En aquel tiempo, dijo Jesús a sus discípulos:
«Si me amáis, guardaréis mis mandamientos. Y yo le pediré al Padre que os dé otro Paráclito, que esté siempre con vosotros, el Espíritu de la verdad. El mundo no puede recibirlo, porque no lo ve ni lo conoce; vosotros, en cambio, lo conocéis, porque mora con vosotros y está en vosotros.
No os dejaré huérfanos, volveré a vosotros. Dentro de poco el mundo no me verá, pero vosotros me veréis y viviréis, porque yo sigo viviendo. Entonces sabréis que yo estoy en mi Padre, y vosotros en mí y yo en vosotros. El que acepta mis mandamientos y los guarda, ese me ama; y el que me ama será amado por mi Padre, y yo también lo amaré y me manifestaré a él». (Juan 14, 15-21)
Vida, Verdad y Amor son palabras que resisten al paso del tiempo y sus desgastes. Para verlo mejor basta contrastarlas con sus opuestos.
Algo de especial nos distingue de cualquier otro ser que habite este mundo, sobre todo de aquellos capaces de sentir: la Vida, la Verdad y el Amor son susceptibles de profunda vanalización y reducción a casi nada; nuestra floja cultura posmoderna es recalcitrante en este simplismo de las grandes cosas. Ser hombre se sustancia y fundamenta – haciéndose, como decía antes, resistente a la tarea de demolición del tiempo – en la sobrepujante fuerza del Amor que engendra Vida (y si no, no es amor) y ésta se traduce en la Verdad del sentido de vivir, y en el sentido de la Verdad que es propio de lo humano, como participación de Dios, Creador y Padre.
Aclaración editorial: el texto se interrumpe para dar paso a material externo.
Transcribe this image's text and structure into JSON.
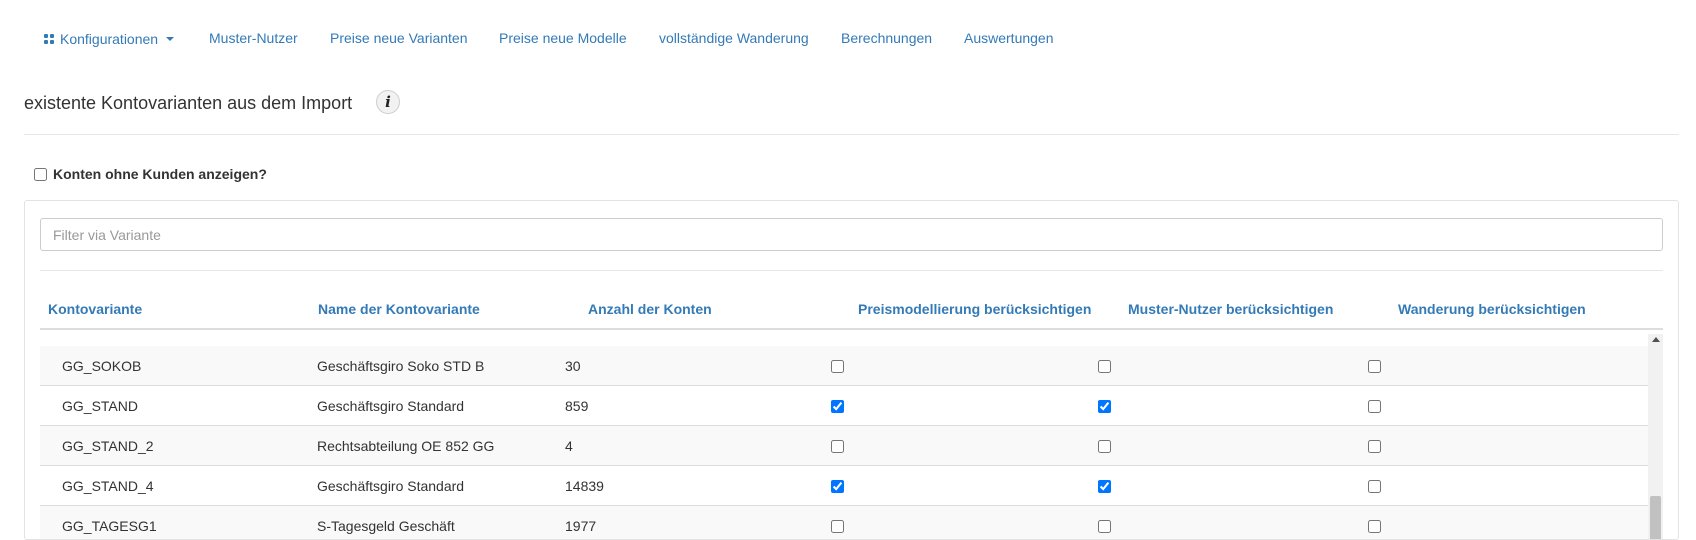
{
  "nav": {
    "items": [
      {
        "label": "Konfigurationen",
        "icon": "grid-icon",
        "dropdown": true
      },
      {
        "label": "Muster-Nutzer"
      },
      {
        "label": "Preise neue Varianten"
      },
      {
        "label": "Preise neue Modelle"
      },
      {
        "label": "vollständige Wanderung"
      },
      {
        "label": "Berechnungen"
      },
      {
        "label": "Auswertungen"
      }
    ]
  },
  "page": {
    "title": "existente Kontovarianten aus dem Import",
    "info_icon": "i"
  },
  "options": {
    "show_accounts_without_customers_label": "Konten ohne Kunden anzeigen?",
    "show_accounts_without_customers_checked": false
  },
  "filter": {
    "placeholder": "Filter via Variante",
    "value": ""
  },
  "table": {
    "columns": [
      "Kontovariante",
      "Name der Kontovariante",
      "Anzahl der Konten",
      "Preismodellierung berücksichtigen",
      "Muster-Nutzer berücksichtigen",
      "Wanderung berücksichtigen"
    ],
    "rows": [
      {
        "variante": "GG_SOKOB",
        "name": "Geschäftsgiro Soko STD B",
        "anzahl": "30",
        "preismodellierung": false,
        "muster_nutzer": false,
        "wanderung": false
      },
      {
        "variante": "GG_STAND",
        "name": "Geschäftsgiro Standard",
        "anzahl": "859",
        "preismodellierung": true,
        "muster_nutzer": true,
        "wanderung": false
      },
      {
        "variante": "GG_STAND_2",
        "name": "Rechtsabteilung OE 852 GG",
        "anzahl": "4",
        "preismodellierung": false,
        "muster_nutzer": false,
        "wanderung": false
      },
      {
        "variante": "GG_STAND_4",
        "name": "Geschäftsgiro Standard",
        "anzahl": "14839",
        "preismodellierung": true,
        "muster_nutzer": true,
        "wanderung": false
      },
      {
        "variante": "GG_TAGESG1",
        "name": "S-Tagesgeld Geschäft",
        "anzahl": "1977",
        "preismodellierung": false,
        "muster_nutzer": false,
        "wanderung": false
      }
    ]
  },
  "colors": {
    "link": "#337ab7",
    "text": "#333333",
    "row_stripe": "#f9f9f9",
    "border": "#dddddd"
  }
}
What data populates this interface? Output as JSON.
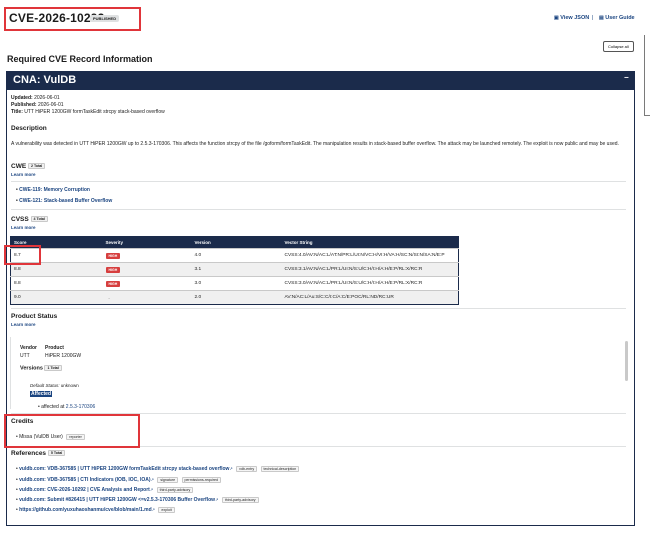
{
  "header": {
    "cve_id": "CVE-2026-10292",
    "state_badge": "PUBLISHED",
    "view_json": "View JSON",
    "separator": "|",
    "user_guide": "User Guide",
    "section_title": "Required CVE Record Information",
    "collapse_all": "Collapse all"
  },
  "cna": {
    "title": "CNA: VulDB",
    "collapse_glyph": "−",
    "updated_label": "Updated:",
    "updated": "2026-06-01",
    "published_label": "Published:",
    "published": "2026-06-01",
    "title_label": "Title:",
    "record_title": "UTT HiPER 1200GW formTaskEdit strcpy stack-based overflow"
  },
  "description": {
    "heading": "Description",
    "text": "A vulnerability was detected in UTT HiPER 1200GW up to 2.5.3-170306. This affects the function strcpy of the file /goform/formTaskEdit. The manipulation results in stack-based buffer overflow. The attack may be launched remotely. The exploit is now public and may be used."
  },
  "cwe": {
    "heading": "CWE",
    "count": "2 Total",
    "learn_more": "Learn more",
    "items": [
      "CWE-119: Memory Corruption",
      "CWE-121: Stack-based Buffer Overflow"
    ]
  },
  "cvss": {
    "heading": "CVSS",
    "count": "4 Total",
    "learn_more": "Learn more",
    "columns": [
      "Score",
      "Severity",
      "Version",
      "Vector String"
    ],
    "rows": [
      {
        "score": "8.7",
        "severity": "HIGH",
        "version": "4.0",
        "vector": "CVSS:4.0/AV:N/AC:L/AT:N/PR:L/UI:N/VC:H/VI:H/VA:H/SC:N/SI:N/SA:N/E:P"
      },
      {
        "score": "8.8",
        "severity": "HIGH",
        "version": "3.1",
        "vector": "CVSS:3.1/AV:N/AC:L/PR:L/UI:N/S:U/C:H/I:H/A:H/E:P/RL:X/RC:R"
      },
      {
        "score": "8.8",
        "severity": "HIGH",
        "version": "3.0",
        "vector": "CVSS:3.0/AV:N/AC:L/PR:L/UI:N/S:U/C:H/I:H/A:H/E:P/RL:X/RC:R"
      },
      {
        "score": "9.0",
        "severity": "-",
        "version": "2.0",
        "vector": "AV:N/AC:L/Au:S/C:C/I:C/A:C/E:POC/RL:ND/RC:UR"
      }
    ]
  },
  "product_status": {
    "heading": "Product Status",
    "learn_more": "Learn more",
    "vendor_label": "Vendor",
    "product_label": "Product",
    "vendor": "UTT",
    "product": "HiPER 1200GW",
    "versions_label": "Versions",
    "versions_count": "1 Total",
    "default_status_label": "Default Status:",
    "default_status": "unknown",
    "affected_label": "Affected",
    "affected_at_prefix": "affected at",
    "affected_version": "2.5.3-170306"
  },
  "credits": {
    "heading": "Credits",
    "items": [
      {
        "name": "Missa (VulDB User)",
        "role": "reporter"
      }
    ]
  },
  "references": {
    "heading": "References",
    "count": "5 Total",
    "items": [
      {
        "text": "vuldb.com: VDB-367585 | UTT HiPER 1200GW formTaskEdit strcpy stack-based overflow",
        "tags": [
          "vdb-entry",
          "technical-description"
        ]
      },
      {
        "text": "vuldb.com: VDB-367585 | CTI Indicators (IOB, IOC, IOA)",
        "tags": [
          "signature",
          "permissions-required"
        ]
      },
      {
        "text": "vuldb.com: CVE-2026-10292 | CVE Analysis and Report",
        "tags": [
          "third-party-advisory"
        ]
      },
      {
        "text": "vuldb.com: Submit #826415 | UTT HiPER 1200GW <=v2.5.3-170306 Buffer Overflow",
        "tags": [
          "third-party-advisory"
        ]
      },
      {
        "text": "https://github.com/yuxuhaoshanmu/cve/blob/main/1.md",
        "tags": [
          "exploit"
        ]
      }
    ]
  },
  "colors": {
    "navy": "#1b2b4b",
    "link": "#1a4480",
    "annotation_red": "#e0353a",
    "severity_high": "#d63e3e"
  }
}
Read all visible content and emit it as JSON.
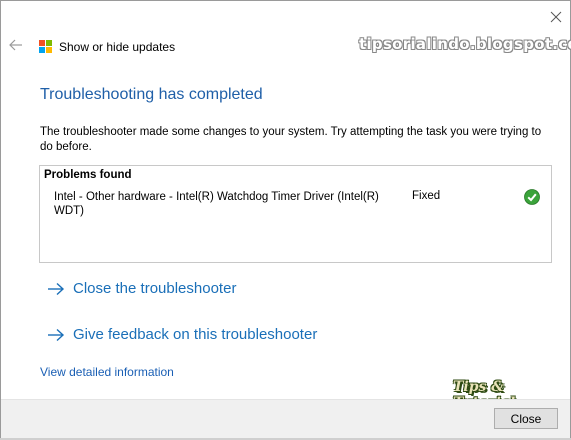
{
  "window": {
    "title": "Show or hide updates",
    "watermark": "tipsorialindo.blogspot.com"
  },
  "main": {
    "heading": "Troubleshooting has completed",
    "description": "The troubleshooter made some changes to your system. Try attempting the task you were trying to do before.",
    "problems": {
      "header": "Problems found",
      "items": [
        {
          "name": "Intel - Other hardware - Intel(R) Watchdog Timer Driver (Intel(R) WDT)",
          "status": "Fixed"
        }
      ]
    },
    "links": {
      "close_troubleshooter": "Close the troubleshooter",
      "give_feedback": "Give feedback on this troubleshooter",
      "view_details": "View detailed information"
    }
  },
  "branding": {
    "tips": "Tips & Tutorial"
  },
  "footer": {
    "close_label": "Close"
  },
  "colors": {
    "heading": "#1f5fa8",
    "link": "#1a6fb8",
    "check": "#3aa33a",
    "logo": [
      "#f25022",
      "#7fba00",
      "#00a4ef",
      "#ffb900"
    ]
  }
}
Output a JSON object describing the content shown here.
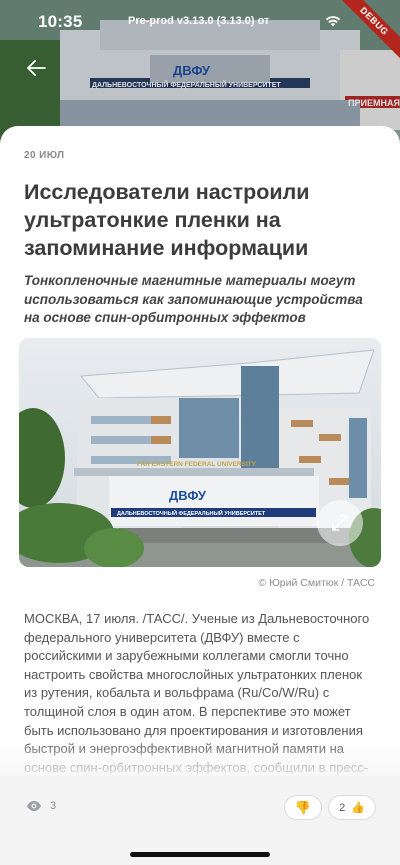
{
  "status_bar": {
    "time": "10:35",
    "build": "Pre-prod v3.13.0 (3.13.0) от",
    "debug": "DEBUG"
  },
  "article": {
    "date": "20 ИЮЛ",
    "title": "Исследователи настроили ультратонкие пленки на запоминание информации",
    "lead": "Тонкопленочные магнитные материалы могут использоваться как запоминающие устройства на основе спин-орбитронных эффектов",
    "credit": "© Юрий Смитюк / ТАСС",
    "body": "МОСКВА, 17 июля. /ТАСС/. Ученые из Дальневосточного федерального университета (ДВФУ) вместе с российскими и зарубежными коллегами смогли точно настроить свойства многослойных ультратонких пленок из рутения, кобальта и вольфрама (Ru/Co/W/Ru) с толщиной слоя в один атом. В перспективе это может быть использовано для проектирования и изготовления быстрой и энергоэффективной магнитной памяти на основе спин-орбитронных эффектов, сообщили в пресс-службе Минобрнауки РФ в понедельник."
  },
  "photo_signage": {
    "logo": "ДВФУ",
    "sign_ru": "ДАЛЬНЕВОСТОЧНЫЙ ФЕДЕРАЛЬНЫЙ УНИВЕРСИТЕТ",
    "sign_en": "FAR EASTERN FEDERAL UNIVERSITY",
    "priemnaya": "ПРИЕМНАЯ"
  },
  "bottom_bar": {
    "views": "3",
    "likes": "2"
  },
  "colors": {
    "accent_red": "#b3261e",
    "text_dark": "#3c3c3c",
    "bar_bg": "#f4f4f4"
  },
  "icons": [
    "back-arrow-icon",
    "wifi-icon",
    "battery-icon",
    "expand-icon",
    "eye-icon",
    "thumbs-down-icon",
    "thumbs-up-icon"
  ]
}
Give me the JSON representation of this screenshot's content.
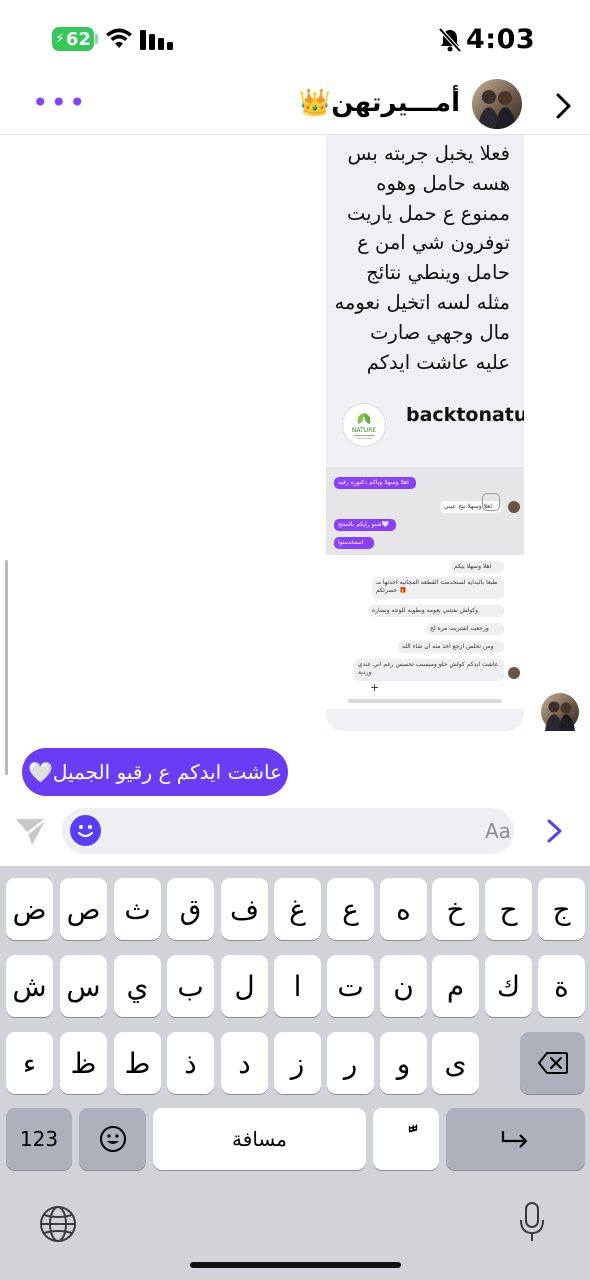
{
  "status_bar": {
    "battery": "62",
    "time": "4:03"
  },
  "header": {
    "contact_name": "أمـــيرتهن👑",
    "more_icon": "more-dots-icon",
    "back_icon": "chevron-right-icon"
  },
  "shared_post": {
    "text": "فعلا يخبل جربته بس هسه حامل وهوه ممنوع ع حمل ياريت توفرون شي امن ع حامل وينطي نتائج مثله لسه اتخيل نعومه مال وجهي صارت عليه عاشت ايدكم",
    "source_name": "backtonature.br",
    "logo_text": "NATURE",
    "screenshot_messages": [
      "اهلا وسهلا وياكم دكتوره رفيه",
      "اهلا وسهلا بيج عيني",
      "شنو رايكم بالمنتج🤍",
      "استخدمتوا",
      "اهلا وسهلا بيكم",
      "طبعا بالبدايه لستخدمت القطعه المجانيه اخذتها مـ🎁 حضرتكم",
      "وكولش نفتتني نعومه وبطوبه للوجه ونضاره",
      "ورجعت اشتريت مره لخ",
      "ومن تخلص ارجع اخذ منه ان شاء الله",
      "عاشت ايدكم كولش حلو وميسبب تحسس رغم اني عندي وردية"
    ]
  },
  "my_message": "عاشت ايدكم ع رقيو الجميل🤍",
  "composer": {
    "placeholder": "Aa"
  },
  "keyboard": {
    "row1": [
      "ض",
      "ص",
      "ث",
      "ق",
      "ف",
      "غ",
      "ع",
      "ه",
      "خ",
      "ح",
      "ج"
    ],
    "row2": [
      "ش",
      "س",
      "ي",
      "ب",
      "ل",
      "ا",
      "ت",
      "ن",
      "م",
      "ك",
      "ة"
    ],
    "row3": [
      "ء",
      "ظ",
      "ط",
      "ذ",
      "د",
      "ز",
      "ر",
      "و",
      "ى"
    ],
    "numbers_label": "123",
    "space_label": "مسافة",
    "diacritic_label": "ًّ"
  },
  "colors": {
    "accent": "#6a3df5",
    "purple": "#8a3ffc",
    "battery": "#34c759"
  }
}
En el fondo de la declaración de Jesús que Juan nos propone hay una muy profunda atestiguación de qué es el hombre y la mujer como Dios lo quiso, y sigue queriéndolo. Meditar el Evangelio de hoy, sin prisas y en un silencio prolongado convenientemente, nos permite entrar en la revelación del alcance del Amor de Dios revelado por Jesús, y para bien (infinito y trascendente bien) nuestro.